It's Memorial Day week. You can tell as you flip through the local paper; Memorial Day notices appear as sales headlines and attention grabbers. "Memorial Day Sale" and "Pre-Memorial Day Sale." Pretty soon, we'll see post-Memorial Day sale advertisements.
Sales and barbecue are the two things that many people think about when Memorial Day is mentioned. What else? Well, for many Americans, it's the weekend that the pool opens and summer begins.
But it means more than that.
Memorial Day began soon after the Civil War as Decoration Day. It was the day the graves of the fallen members of the military were decorated to honor their sacrifice to keep our country united. They gave the ultimate sacrifice.
John Logan, who had served as a congressman from Illinois prior to the Civil War and then volunteered as a Union soldier and been promoted during the war to general, sparked Decoration Day. He issued an order in 1868 to honor those who had died in the Civil War. At that time, he was serving as commander in chief of the Grand Army of the Republic, a fraternal organization of Union veterans.
"The 30th day of May, 1868, is designated for the purpose of strewing with flowers, or otherwise decorating the graves of comrades who died in defense of their country," stated the order. "We should guard their graves with sacred vigilance," it said, adding that their deaths were "the cost of a free and undivided republic."
It was a high cost indeed. The Civil War was the deadliest war for Americans -- with the loss of more than 600,000 American military members. That first year, approximately 5,000 people gathered at Arlington National Cemetery to decorate the graves with American flags. Since then, the custom has grown and spread.
Virginia's Arlington National Cemetery is today the graveyard for hundreds of thousands of United States service members. I've often walked through the cemetery, which is surrounded by thousands of small white gravestones, perfectly aligned, row after row. Their overwhelming numbers underscore the sacrifice others have made for us. Each gravestone marks not only the loss of a person who has died but also the loss to his or her family and friends. Miles of trails traverse the cemetery.
One of the most fitting tributes to the American military is one that was given before Memorial Day was recognized -- President Abraham Lincoln's Gettysburg Address.
Lincoln delivered his address at the dedication of the Soldiers' National Cemetery in Gettysburg, Pennsylvania, in November 1863, while the Civil War was still raging. He was not the main speaker for the day but had been invited as an afterthought. His speech was so short (less than two minutes) that the photographer did not have time to get a picture of him delivering it.

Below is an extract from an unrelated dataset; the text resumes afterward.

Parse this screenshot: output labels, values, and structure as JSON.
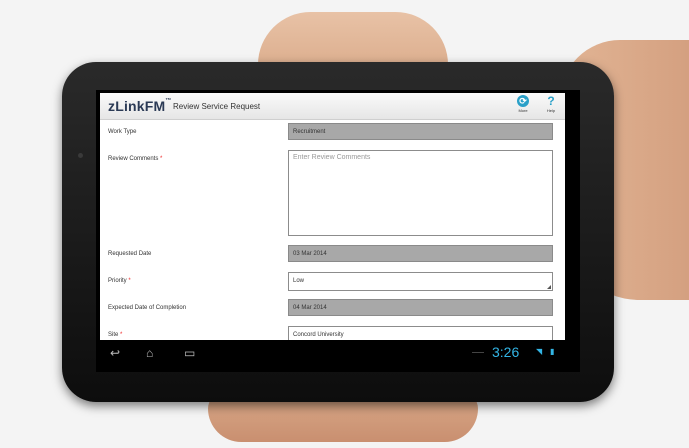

The speech, one of my favorites, is engraved in the Lincoln Memorial, across the Potomac River from Arlington National Cemetery.

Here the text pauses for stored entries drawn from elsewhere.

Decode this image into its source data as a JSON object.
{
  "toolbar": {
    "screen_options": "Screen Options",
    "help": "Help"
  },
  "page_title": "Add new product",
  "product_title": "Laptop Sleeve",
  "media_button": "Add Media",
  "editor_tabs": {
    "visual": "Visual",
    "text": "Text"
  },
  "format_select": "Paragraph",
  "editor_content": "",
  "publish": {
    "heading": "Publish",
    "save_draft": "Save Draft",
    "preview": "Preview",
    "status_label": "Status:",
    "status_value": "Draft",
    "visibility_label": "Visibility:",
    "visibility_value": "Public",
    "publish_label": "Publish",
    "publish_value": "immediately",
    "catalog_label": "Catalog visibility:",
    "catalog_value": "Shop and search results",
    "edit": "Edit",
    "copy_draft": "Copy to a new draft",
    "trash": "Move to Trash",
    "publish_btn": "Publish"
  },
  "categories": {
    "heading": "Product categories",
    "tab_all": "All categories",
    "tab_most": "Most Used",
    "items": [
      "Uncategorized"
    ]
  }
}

Its 278 words don't include "I" or "me," but they do take the audience from our start as a nation and the American Revolution to Lincoln's wishes for the future of our nation:
"Four score and seven years ago our fathers brought forth, upon this continent, a new nation, conceived in liberty and dedicated to the proposition that all men are created equal. ... It is rather for us to be here dedicated to the great task remaining before us -- that from these honored dead we take increased devotion to that cause for which they gave the last full measure of devotion -- that we here highly resolve that these dead shall not have died in vain, that this nation, under God, shall have a new birth of freedom, and that government of the people, by the people, for the people shall not perish from the earth."
Taking time to reflect on the importance of Memorial Day may prove difficult to do at home, the beach or the pool amid the sales and barbecues. But we should all pause and remember -- to honor those who have given their lives for our country and to dedicate ourselves to living in a way that ensures their sacrifices were not in vain.